Во Владивостоке мы получили передышку. И только потому, что на всех напала куриная слепота, а многие еще заболели и цингой. Нам стали давать рыбий жир и экстракт стланца, улучшенное питание (по поллитра гороха на семь человек). Заселили в палатки — проволока, холодный, пронизывающий до костей ветер. Это еще можно было выдержать, но блатные... Их там было слишком много. Их любимое занятие — «шмон»: они отнимали у политических все, что им приглянется. Нашему терпению пришел конец. Собрались мужички покрепче, выломали доски и затаились. Блатные не заставили себя ждать. Явились наглые, самоуверенные. Драка завязалась грандиозная. Получили они хороший отпор и притихли.
Когда чуть поправились, нас повезли дальше. Впервые я увидел огромное море — Тихий океан, пароход — большой черный дом на воде, в который поместили 2 тысячи человек. Было холодно. Синь, морская гладь... Нам разрешалось гулять по палубе. Это была передышка. Вдали просматривались Японские острова, подернутые дымкой.
Но вдруг на палубе начался переполох. Нас стали загонять в трюмы. И четырнадцать суток мы сидели запечатанные в трюмах. Слышали только плеск волн о борта да работу двигателя. Глазам работы нет — темнотища. Виновником нашего заточения оказался один отчаявшийся смельчак. Он бросился с борта теплохода в море.
Решил уйти от неволи на Японские острова. Удалось ли это ему, не знаю. Когда нас выпустили на палубу по приходу в Петропавловск-на-Камчатке, воздух взорвался от хохота, вырвавшегося из глоток двух тысяч заключенных. Все были чернее трубочистов, лишь глаза да зубы блестели на лицах. Друг друга узнавали только по голосу.
И вот мы идем в бухте Нагаево по трассе. Природа невиданная — скалы, камни. Справа — обрыв, слева — скала высокая. Со скалы бежит чистая, как слеза, вода. Ну как тут устоять! И один молодой парень вышел из строя с кружкой — и к скале, водички отпить. Автоматная очередь — и нет человека. А ведь бежать-то было некуда, и можно было его оставить жить.
Подвели к бане с двумя ходами. Вошли в своей одежде, вышли одетые в черные и темно-синие костюмы: выдали бушлаты, фуражки и... лапти. И предстояло нам пройти пешком путь в 120 км по лошадиной тропе, до места назначения Оротук. Одну речку три раза переходили. На третий день подтянулись все.

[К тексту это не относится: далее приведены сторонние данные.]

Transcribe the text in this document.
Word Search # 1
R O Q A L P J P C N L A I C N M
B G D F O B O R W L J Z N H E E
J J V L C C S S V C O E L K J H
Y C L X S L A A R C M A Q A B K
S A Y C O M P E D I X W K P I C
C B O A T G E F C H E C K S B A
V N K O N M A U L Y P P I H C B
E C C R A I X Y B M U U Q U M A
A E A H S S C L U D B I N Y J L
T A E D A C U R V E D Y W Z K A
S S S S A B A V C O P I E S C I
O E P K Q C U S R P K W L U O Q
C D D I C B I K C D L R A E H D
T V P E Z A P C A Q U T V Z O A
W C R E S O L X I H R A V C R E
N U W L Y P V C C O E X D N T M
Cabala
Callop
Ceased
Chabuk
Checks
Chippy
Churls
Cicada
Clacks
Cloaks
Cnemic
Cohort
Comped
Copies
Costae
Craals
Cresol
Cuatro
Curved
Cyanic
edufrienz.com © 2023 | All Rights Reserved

Распределили нас по семь человек и отправили на сенокос. На сенокосных работах да с полярным пайком была благодать! Однажды после довольно трудного перехода из-за поворота вдруг открылась долина, залитая солнцем. Она полыхала вся, как кумачовый платок на ветру. И — радость, восторг! Все кинулись собирать ягоду-морошку. Было жарко, летал пух. Он прилипал к ягодам. Мы обдували, чистили ягоду руками, и ели, ели. Больше такого чуда мне видеть не пришлось. Летом жить можно. Якуты к нам относились хорошо. Где молока дадут, где хлеба. Конвоя нет. А куда побежишь? Колыма.
Воровство в нашей бригаде строго преследовалось. Мы базировались в якутском центре Оротук — пушная фактория. Вокруг было много складов с продуктами, пушниной. Один из наших, Лыков, присмотрел на левом берегу склад бесхозный и в ту же ночь залез через разобранную крышу. Набрал продуктов: молока сгущенного, консервов. Начальник участка, Мешевик Андрей Алексеевич, тут же его отправил в Сусуман, в лагерь (Заплаг). Это — на верную смерть.
А на сенокосе жили как на свободе. Правда, связи никакой. Так без писем и жили, питая душу мечтами о прошлом. Но зимой стало намного труднее. Морозы были под 60 градусов, в палатках переживать непросто. Днем работали без отдыха, строили бараки. Приказано было за 5 дней отстроить один барак. Один день отдыха, переезд на другую сенокосную долину — и снова за работу.
Палатку отапливал истопник. Он всю ночь подкладывал дрова, а мы спали. От печки ноги жжет, а голова мерзнет. Лишь когда барак построим да натопим печку, вот тогда ночь проспим в тепле. И опять уезжаем на новое место. Однажды поехали без палатки: там, говорят, якутская юрта стоит. Приезжаем, а она, оказалось,
развалина. Отыскали кладовую с крышей, но без стен, давай жечь костры, растаяли землю. За ночь отстроили стены. Всю ночь работали. Сутки промучились, но потом натопили печку и спали как убитые. Вот так всю зиму.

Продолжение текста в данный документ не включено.